Trump challenges Congress, stands by border wall at Texas rally
US President Donald J. Trump boards Air Force One to travel to a rally in Texas, at Joint Base Andrews, Maryland, USA, on Feb 11, 2019. EPA-EFE/T.J. Kirkpatrick/Bloomberg POOL
US President Donald J. Trump speaks to the press after meeting with sheriffs from across the country before departing for a rally in Texas, in the Diplomatic Reception Room at the White House in Washington, DC, USA, Feb. 11, 2019. EPA-EFE/T.J. Kirkpatrick/Bloomberg POOL
US President Donald J. Trump (L), with US Vice President Mike Pence (R), speaks to the press after meeting with sheriffs from across the country before departing for a rally in Texas, in the Diplomatic Reception Room at the White House in Washington, DC, USA, on Feb. 11, 2019. EPA-EFE/T.J. Kirkpatrick/Bloomberg POOL
Washington DC, Feb 11 (efe-epa).- The President of the United States Monday promised to finish building the US-Mexico border wall regardless of what the Democrats and Republican legislators have agreed to in the Congress.
Negotiators of both parties announced shortly before the start of President Donald Trump's rally in the border city of El Paso in Texas a tentative budgetary agreement which, according to some sources, includes about $1.37 billion to build another 88.5 kilometers (about 55 miles) of the wall.
The amount is far from the $5.6 billion demanded by Trump for nearly 322 kilometers of the wall which led to the longest administrative closure in US history between December and January (35 days).
Trump told his supporters in El Paso that he knew of the agreement before going on to the stage but that he did not want to hear the details as he preferred not to make his supporters wait: "I chose you," said Trump.
"As I was walking up to this stage, I was told 'progress is being made with this committee'. Just so you know, we're building the wall anyway," he added.
Trump said his government has already built a large part of the wall and now wants to finish it as soon as possible.
However, the $1.6 billion that the Congress granted Trump in 2017 is being invested in strengthening sections that already have the wall erected and not extend it.
Trump chose El Paso for his first rally of 2019 following the controversy after his reference to Ciudad Juarez in Mexico during his State of the Union address last week.
"Just a few thousand feet from where we stand right now - it's one of the most dangerous places in the world, Juarez. Thanks to a powerful border wall...(El Paso is) one of America's most safest cities now," said Trump.
The city recorded an average of 23 murders a year between 1960 and 2018 and the fact is that during the decade prior to the construction of the wall (1998-2007) the average was 16.4 murders, according to local police data, figures that make El Paso -with a population of 500,000- one of the safest cities in the US.
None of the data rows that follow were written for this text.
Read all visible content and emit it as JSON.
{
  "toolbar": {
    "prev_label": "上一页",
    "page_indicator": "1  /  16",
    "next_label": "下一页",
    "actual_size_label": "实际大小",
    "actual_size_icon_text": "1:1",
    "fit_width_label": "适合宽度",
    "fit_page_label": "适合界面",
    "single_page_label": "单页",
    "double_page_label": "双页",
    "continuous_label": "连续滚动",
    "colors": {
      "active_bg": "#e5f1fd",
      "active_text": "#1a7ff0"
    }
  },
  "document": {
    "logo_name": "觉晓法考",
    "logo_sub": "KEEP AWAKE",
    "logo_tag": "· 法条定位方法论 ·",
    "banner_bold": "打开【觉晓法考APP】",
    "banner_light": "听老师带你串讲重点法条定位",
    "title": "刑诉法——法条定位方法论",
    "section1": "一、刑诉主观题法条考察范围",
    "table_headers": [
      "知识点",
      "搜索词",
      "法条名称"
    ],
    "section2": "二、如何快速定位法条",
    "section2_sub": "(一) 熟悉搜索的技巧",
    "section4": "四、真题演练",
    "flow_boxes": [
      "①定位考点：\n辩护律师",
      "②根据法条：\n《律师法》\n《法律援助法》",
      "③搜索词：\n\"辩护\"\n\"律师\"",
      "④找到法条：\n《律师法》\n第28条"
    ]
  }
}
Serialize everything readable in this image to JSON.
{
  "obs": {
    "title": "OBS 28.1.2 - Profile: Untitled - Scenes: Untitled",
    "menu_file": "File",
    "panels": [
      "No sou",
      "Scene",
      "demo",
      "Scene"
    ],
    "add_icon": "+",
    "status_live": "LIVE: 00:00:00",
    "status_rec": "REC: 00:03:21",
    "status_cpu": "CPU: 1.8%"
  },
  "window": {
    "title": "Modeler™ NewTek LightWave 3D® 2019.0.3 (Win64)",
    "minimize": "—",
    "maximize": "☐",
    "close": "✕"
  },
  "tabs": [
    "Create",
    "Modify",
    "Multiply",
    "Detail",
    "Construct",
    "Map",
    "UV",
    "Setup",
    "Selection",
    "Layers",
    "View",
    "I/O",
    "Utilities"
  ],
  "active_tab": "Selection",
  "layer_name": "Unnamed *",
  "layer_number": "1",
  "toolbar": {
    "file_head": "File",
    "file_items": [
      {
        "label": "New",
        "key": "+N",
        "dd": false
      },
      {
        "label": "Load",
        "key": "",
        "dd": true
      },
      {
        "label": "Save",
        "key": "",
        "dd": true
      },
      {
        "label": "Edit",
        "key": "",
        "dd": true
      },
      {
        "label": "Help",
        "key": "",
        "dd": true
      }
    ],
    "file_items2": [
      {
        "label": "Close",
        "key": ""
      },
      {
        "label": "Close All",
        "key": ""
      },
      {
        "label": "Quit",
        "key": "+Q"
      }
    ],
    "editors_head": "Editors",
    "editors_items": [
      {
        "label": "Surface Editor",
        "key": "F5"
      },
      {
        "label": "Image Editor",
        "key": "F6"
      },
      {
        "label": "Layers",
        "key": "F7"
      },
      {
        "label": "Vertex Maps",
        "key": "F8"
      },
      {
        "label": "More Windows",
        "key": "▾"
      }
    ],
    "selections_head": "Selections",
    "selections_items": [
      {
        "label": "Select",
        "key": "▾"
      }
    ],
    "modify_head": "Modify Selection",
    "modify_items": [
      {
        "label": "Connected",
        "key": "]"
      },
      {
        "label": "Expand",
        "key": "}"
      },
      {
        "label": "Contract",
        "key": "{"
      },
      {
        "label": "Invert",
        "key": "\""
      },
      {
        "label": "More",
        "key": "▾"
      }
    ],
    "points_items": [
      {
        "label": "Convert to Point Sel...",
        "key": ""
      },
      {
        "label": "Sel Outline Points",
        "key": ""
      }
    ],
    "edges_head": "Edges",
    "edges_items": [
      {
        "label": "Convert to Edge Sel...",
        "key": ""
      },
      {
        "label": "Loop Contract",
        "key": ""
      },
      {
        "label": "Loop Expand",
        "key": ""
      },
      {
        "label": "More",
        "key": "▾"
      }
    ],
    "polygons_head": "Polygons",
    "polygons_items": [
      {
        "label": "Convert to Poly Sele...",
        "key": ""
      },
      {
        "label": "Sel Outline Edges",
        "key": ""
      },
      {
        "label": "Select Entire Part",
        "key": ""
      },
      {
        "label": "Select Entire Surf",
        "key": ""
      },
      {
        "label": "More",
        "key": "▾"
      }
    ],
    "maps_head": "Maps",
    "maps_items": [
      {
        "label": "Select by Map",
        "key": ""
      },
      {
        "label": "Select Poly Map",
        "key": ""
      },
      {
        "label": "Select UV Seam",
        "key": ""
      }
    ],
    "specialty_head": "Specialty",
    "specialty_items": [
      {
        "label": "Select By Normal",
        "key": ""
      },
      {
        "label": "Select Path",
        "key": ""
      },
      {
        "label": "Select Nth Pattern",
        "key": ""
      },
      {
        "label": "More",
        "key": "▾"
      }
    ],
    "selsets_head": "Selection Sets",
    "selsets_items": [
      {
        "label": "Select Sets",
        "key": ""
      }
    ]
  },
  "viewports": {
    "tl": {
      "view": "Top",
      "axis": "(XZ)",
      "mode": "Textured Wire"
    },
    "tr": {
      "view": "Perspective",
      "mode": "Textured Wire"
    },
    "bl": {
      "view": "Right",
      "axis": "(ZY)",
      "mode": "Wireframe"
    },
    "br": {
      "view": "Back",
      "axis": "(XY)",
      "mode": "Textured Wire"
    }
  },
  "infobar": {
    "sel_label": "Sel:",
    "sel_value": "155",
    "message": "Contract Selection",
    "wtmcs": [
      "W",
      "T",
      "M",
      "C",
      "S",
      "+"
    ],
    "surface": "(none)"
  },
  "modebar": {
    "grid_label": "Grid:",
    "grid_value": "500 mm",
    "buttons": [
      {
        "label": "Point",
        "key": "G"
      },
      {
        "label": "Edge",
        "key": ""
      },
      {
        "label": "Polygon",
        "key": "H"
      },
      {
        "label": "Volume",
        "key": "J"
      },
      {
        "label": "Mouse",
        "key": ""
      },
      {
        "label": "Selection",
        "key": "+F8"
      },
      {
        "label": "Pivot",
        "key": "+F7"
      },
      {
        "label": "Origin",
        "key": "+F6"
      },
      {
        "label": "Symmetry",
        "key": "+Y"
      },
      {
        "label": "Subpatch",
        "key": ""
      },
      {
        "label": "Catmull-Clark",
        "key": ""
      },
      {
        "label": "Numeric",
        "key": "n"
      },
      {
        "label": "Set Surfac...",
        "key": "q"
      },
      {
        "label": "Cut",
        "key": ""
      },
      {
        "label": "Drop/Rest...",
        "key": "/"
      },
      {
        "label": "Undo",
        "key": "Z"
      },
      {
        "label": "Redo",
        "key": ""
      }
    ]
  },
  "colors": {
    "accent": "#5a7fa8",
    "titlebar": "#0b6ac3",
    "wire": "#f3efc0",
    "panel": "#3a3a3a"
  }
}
However, El Paso mayor, the Republican Dee Margo, disputed Trump's claim that crime had declined after the wall was built and told EFE that it was an incorrect reference.
Trump at Tuesday's rally chose to defend his remarks and said: "And I don't care whether a mayor is a Republican or a Democrat. They are full of crap, what they say (the wall) hasn't made a big difference."
Trump also had words for ex-Senate candidate from Texas and his potential Democrat challenger to the White House in 2020, Beto O'Rourke, who decided to counter the president's rally in his hometown, El Paso.
"We were all challenged by a young man who lost an election to Ted Cruz. And then they said, 'Hey, you're supposed to win in order to run.' (...) a young man who has got very little going for himself except he's got a great first name," slammed Trump.
O'Rourke, on his part, told a crowd of supporters that it was time to "show the country that there is nothing to be afraid of when it comes to the US-Mexico border".
"Walls do not save lives, walls end lives," O'Rourke said.
Trump, who also referred to trade with China and Mexico, the Russia investigation and his former rival Hillary Clinton, ended the rally on a curious story about how he had been recommended to have a dog -like most former presidents- in order to build a good image, but said that he had no time to take care of one.
"I wouldn't mind having one. How would I look walking a dog on the White House lawn sort of not - I don't know, I don't feel good, feels a little phony to me (...) That's not the relationship I have with my people," said Trump.